The case for negligence keeps growing in the death of Halyna Hutchins on the set of Alec Baldwin’s Rust. Reports that the crew had used the same pistol for earlier target practice that Baldwin accidentally fired at Hutchins and director Joel Souza raised questions about the handling of firearms on the set. Late yesterday, the New York Times reported that deputies also found loose ammunition on the set, where it shouldn’t have ever been at all:
Detectives found three revolvers, spent casings and ammunition — in boxes, loose and in a fanny pack — when they searched the New Mexico film set where the actor Alec Baldwin fatally shot a cinematographer last week with a gun he had been told did not contain any live rounds, according to an inventory of the items seized that was released on Monday.
The new details emerged four days after Mr. Baldwin shot the cinematographer, Halyna Hutchins, while rehearsing a scene in which he draws a revolver from his holster and points it at the camera, according to an affidavit used to obtain the warrant to search the set. The inventory, filed in Santa Fe County Magistrate Court, did not specify what kind of ammunition was seized, and whether it included regular bullets, blank cartridges or dummies.
Taken together, the guns, ammunition and blood from the scene where the movie “Rust” was being filmed did not answer the central question of how Ms. Hutchins was killed with a gun that was not supposed to contain live ammunition.
Mike Tristano, a veteran professional armorer based in Los Angeles, said the inventory was vague and gave scant information about the type of guns or bullets found. But he did point to the reference to loose ammunition and spent casings as unusual. Typically, ammunition would be kept in a clearly labeled box, he said. “The fact that there is loose ammunition and casings raises questions about the organization of the armory department,” he said.
It may not fully answer the “central question of how,” but it’s dropping some very big hints. If the crew and cast were mixing live ammunition with blanks on the set and in the very firearms used for the filming, that would go a long way to explaining how a live round ended up in the pistol handed to Baldwin for the fatal rehearsal. That’s especially true if it turns out that the ammunition was widely dispersed and not locked away.
Of course, one has to take this with at least a little reserve, if not skepticism. It’s possible that the ammunition belonged to crew members for their own firearms. New Mexico is a state where firearms are more common, and personal carry might be more popular there than in California. If that’s the case, then perhaps it might be a security issue for the producers, but if it wasn’t a crew member who mishandled the weapon, that would make this more or less irrelevant.
Even if it’s related to the production, we don’t know enough to calculate the significance of this finding yet. For instance, what were the caliber of the pistol and the calibers of the ammunition? Presumably if the earlier target-practice report was accurate, some of the ammunition found by deputies would match up with the pistol in question and the bullet that killed Hutchins — if in fact it was a bullet. Do we know that for sure yet? Not quite, although it’s tough to imagine that anything other than a live round would pass through Hutchins and hit Souza. But if the loose ammunition doesn’t fit Baldwin’s pistol, then it’s just coincidental to the shooting even if it does paint a picture of negligence on the set.
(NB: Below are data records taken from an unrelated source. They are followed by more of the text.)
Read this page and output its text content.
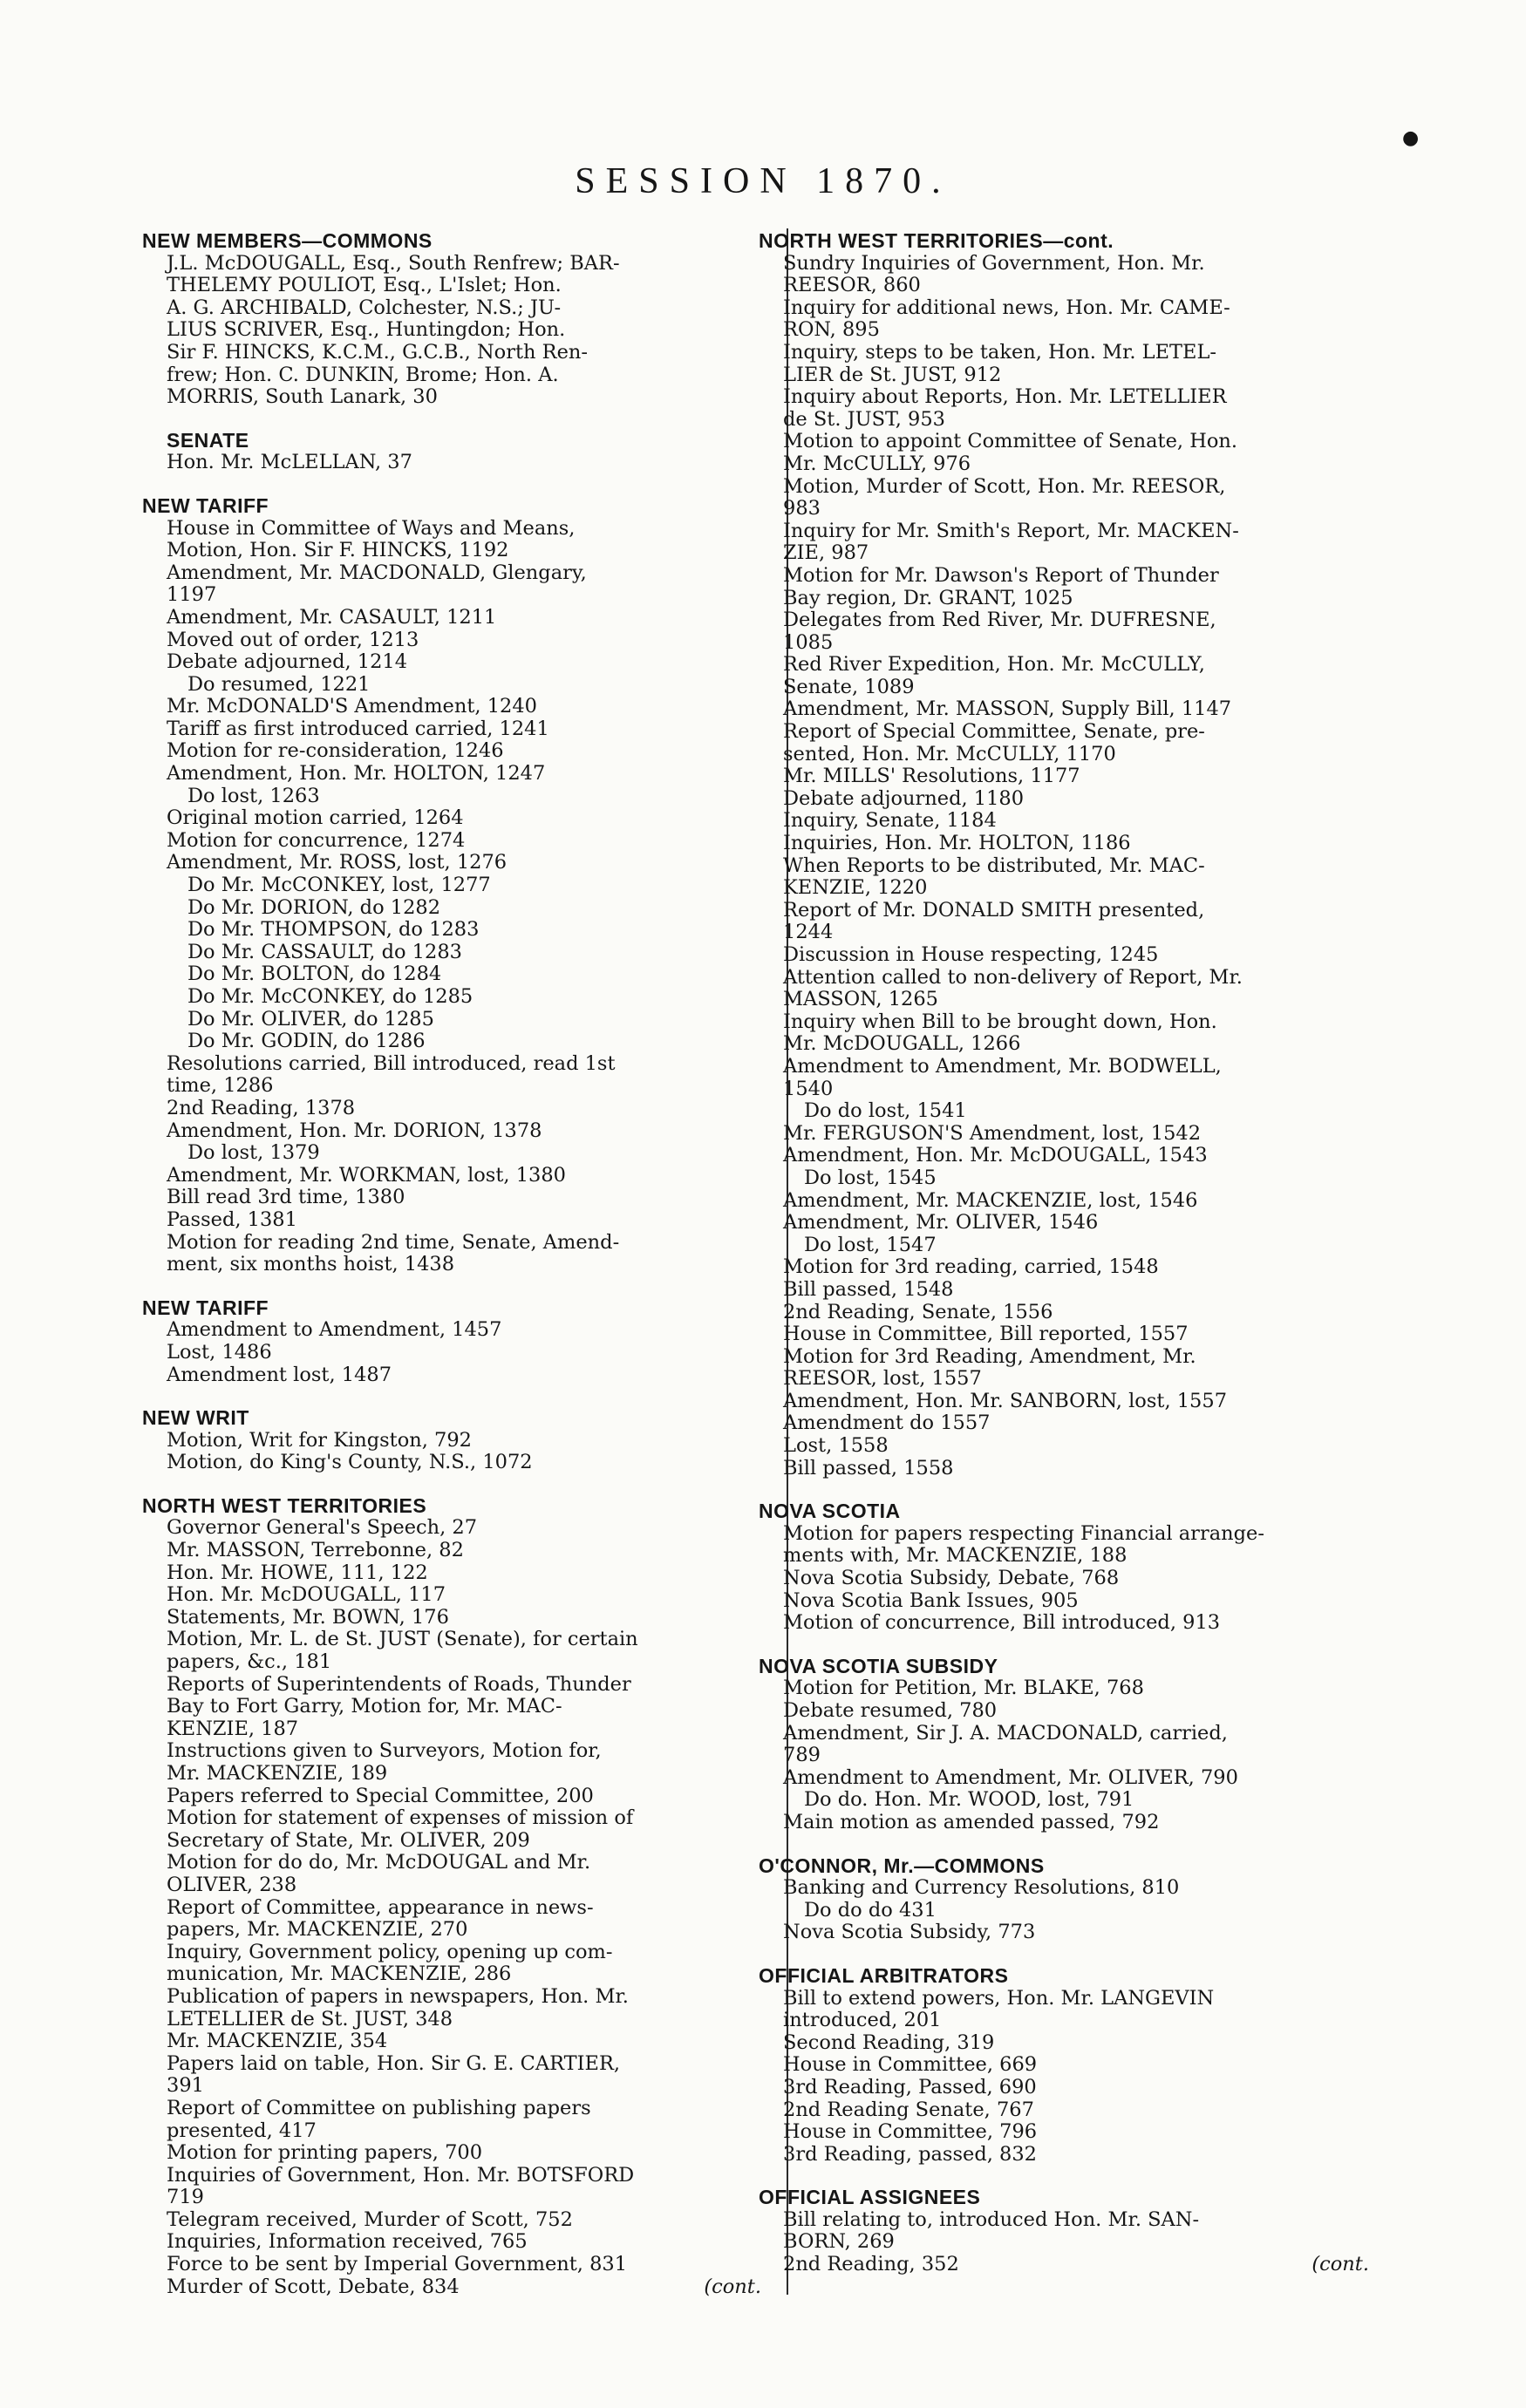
SESSION 1870.
●
NEW MEMBERS—COMMONS
J.L. McDOUGALL, Esq., South Renfrew; BAR-
THELEMY POULIOT, Esq., L'Islet; Hon.
A. G. ARCHIBALD, Colchester, N.S.; JU-
LIUS SCRIVER, Esq., Huntingdon; Hon.
Sir F. HINCKS, K.C.M., G.C.B., North Ren-
frew; Hon. C. DUNKIN, Brome; Hon. A.
MORRIS, South Lanark, 30
SENATE
Hon. Mr. McLELLAN, 37
NEW TARIFF
House in Committee of Ways and Means,
Motion, Hon. Sir F. HINCKS, 1192
Amendment, Mr. MACDONALD, Glengary,
1197
Amendment, Mr. CASAULT, 1211
Moved out of order, 1213
Debate adjourned, 1214
Do resumed, 1221
Mr. McDONALD'S Amendment, 1240
Tariff as first introduced carried, 1241
Motion for re-consideration, 1246
Amendment, Hon. Mr. HOLTON, 1247
Do lost, 1263
Original motion carried, 1264
Motion for concurrence, 1274
Amendment, Mr. ROSS, lost, 1276
Do Mr. McCONKEY, lost, 1277
Do Mr. DORION, do 1282
Do Mr. THOMPSON, do 1283
Do Mr. CASSAULT, do 1283
Do Mr. BOLTON, do 1284
Do Mr. McCONKEY, do 1285
Do Mr. OLIVER, do 1285
Do Mr. GODIN, do 1286
Resolutions carried, Bill introduced, read 1st
time, 1286
2nd Reading, 1378
Amendment, Hon. Mr. DORION, 1378
Do lost, 1379
Amendment, Mr. WORKMAN, lost, 1380
Bill read 3rd time, 1380
Passed, 1381
Motion for reading 2nd time, Senate, Amend-
ment, six months hoist, 1438
NEW TARIFF
Amendment to Amendment, 1457
Lost, 1486
Amendment lost, 1487
NEW WRIT
Motion, Writ for Kingston, 792
Motion, do King's County, N.S., 1072
NORTH WEST TERRITORIES
Governor General's Speech, 27
Mr. MASSON, Terrebonne, 82
Hon. Mr. HOWE, 111, 122
Hon. Mr. McDOUGALL, 117
Statements, Mr. BOWN, 176
Motion, Mr. L. de St. JUST (Senate), for certain
papers, &c., 181
Reports of Superintendents of Roads, Thunder
Bay to Fort Garry, Motion for, Mr. MAC-
KENZIE, 187
Instructions given to Surveyors, Motion for,
Mr. MACKENZIE, 189
Papers referred to Special Committee, 200
Motion for statement of expenses of mission of
Secretary of State, Mr. OLIVER, 209
Motion for do do, Mr. McDOUGAL and Mr.
OLIVER, 238
Report of Committee, appearance in news-
papers, Mr. MACKENZIE, 270
Inquiry, Government policy, opening up com-
munication, Mr. MACKENZIE, 286
Publication of papers in newspapers, Hon. Mr.
LETELLIER de St. JUST, 348
Mr. MACKENZIE, 354
Papers laid on table, Hon. Sir G. E. CARTIER,
391
Report of Committee on publishing papers
presented, 417
Motion for printing papers, 700
Inquiries of Government, Hon. Mr. BOTSFORD
719
Telegram received, Murder of Scott, 752
Inquiries, Information received, 765
Force to be sent by Imperial Government, 831
Murder of Scott, Debate, 834	(cont.
NORTH WEST TERRITORIES—cont.
Sundry Inquiries of Government, Hon. Mr.
REESOR, 860
Inquiry for additional news, Hon. Mr. CAME-
RON, 895
Inquiry, steps to be taken, Hon. Mr. LETEL-
LIER de St. JUST, 912
Inquiry about Reports, Hon. Mr. LETELLIER
de St. JUST, 953
Motion to appoint Committee of Senate, Hon.
Mr. McCULLY, 976
Motion, Murder of Scott, Hon. Mr. REESOR,
983
Inquiry for Mr. Smith's Report, Mr. MACKEN-
ZIE, 987
Motion for Mr. Dawson's Report of Thunder
Bay region, Dr. GRANT, 1025
Delegates from Red River, Mr. DUFRESNE,
1085
Red River Expedition, Hon. Mr. McCULLY,
Senate, 1089
Amendment, Mr. MASSON, Supply Bill, 1147
Report of Special Committee, Senate, pre-
sented, Hon. Mr. McCULLY, 1170
Mr. MILLS' Resolutions, 1177
Debate adjourned, 1180
Inquiry, Senate, 1184
Inquiries, Hon. Mr. HOLTON, 1186
When Reports to be distributed, Mr. MAC-
KENZIE, 1220
Report of Mr. DONALD SMITH presented,
1244
Discussion in House respecting, 1245
Attention called to non-delivery of Report, Mr.
MASSON, 1265
Inquiry when Bill to be brought down, Hon.
Mr. McDOUGALL, 1266
Amendment to Amendment, Mr. BODWELL,
1540
Do do lost, 1541
Mr. FERGUSON'S Amendment, lost, 1542
Amendment, Hon. Mr. McDOUGALL, 1543
Do lost, 1545
Amendment, Mr. MACKENZIE, lost, 1546
Amendment, Mr. OLIVER, 1546
Do lost, 1547
Motion for 3rd reading, carried, 1548
Bill passed, 1548
2nd Reading, Senate, 1556
House in Committee, Bill reported, 1557
Motion for 3rd Reading, Amendment, Mr.
REESOR, lost, 1557
Amendment, Hon. Mr. SANBORN, lost, 1557
Amendment do 1557
Lost, 1558
Bill passed, 1558
NOVA SCOTIA
Motion for papers respecting Financial arrange-
ments with, Mr. MACKENZIE, 188
Nova Scotia Subsidy, Debate, 768
Nova Scotia Bank Issues, 905
Motion of concurrence, Bill introduced, 913
NOVA SCOTIA SUBSIDY
Motion for Petition, Mr. BLAKE, 768
Debate resumed, 780
Amendment, Sir J. A. MACDONALD, carried,
789
Amendment to Amendment, Mr. OLIVER, 790
Do do. Hon. Mr. WOOD, lost, 791
Main motion as amended passed, 792
O'CONNOR, Mr.—COMMONS
Banking and Currency Resolutions, 810
Do do do 431
Nova Scotia Subsidy, 773
OFFICIAL ARBITRATORS
Bill to extend powers, Hon. Mr. LANGEVIN
introduced, 201
Second Reading, 319
House in Committee, 669
3rd Reading, Passed, 690
2nd Reading Senate, 767
House in Committee, 796
3rd Reading, passed, 832
OFFICIAL ASSIGNEES
Bill relating to, introduced Hon. Mr. SAN-
BORN, 269
2nd Reading, 352	(cont.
That still leaves the question of why Rust used real firearms at all. Jazz raised this question yesterday, and so have others. Why take the risk with real firearms when it’s just as easy to use CGI for effects, or at least a disabled firearm with a flash charge instead? The family of Brandon Lee wants film production codes to mandate against real firearms as a result of what happened on The Crow as well as Rust. It might be time for audiences to insist on it as well.
Court documents show deputies found loose ammunition on the set of "Rust" in New Mexico following last week's deadly shooting.
Now, some in the entertainment industry are saying it's time to stop using real weapons on film and TV sets. pic.twitter.com/T9IoWazWNP
— CBS Mornings (@CBSMornings) October 26, 2021
Update: This question has generated some good response on Twitter, including from my friend Adam Baldwin, who declares (correctly) that “it’s not the gun’s fault.” Nick Searcy calls it misdirection:
Wrong. This is just leftists trying to exonerate Alec Baldwin by saying the inanimate object is the problem. https://t.co/cLMGVYaptB
— Nick Searcy, INSURRECTIONAL FILM & TELEVISION STAR (@yesnicksearcy) October 26, 2021
I think that’s likely not the case with the Lee family, but may well be the case with some in the media. That’s why I cautioned about leaping to conclusions based on the NYT report.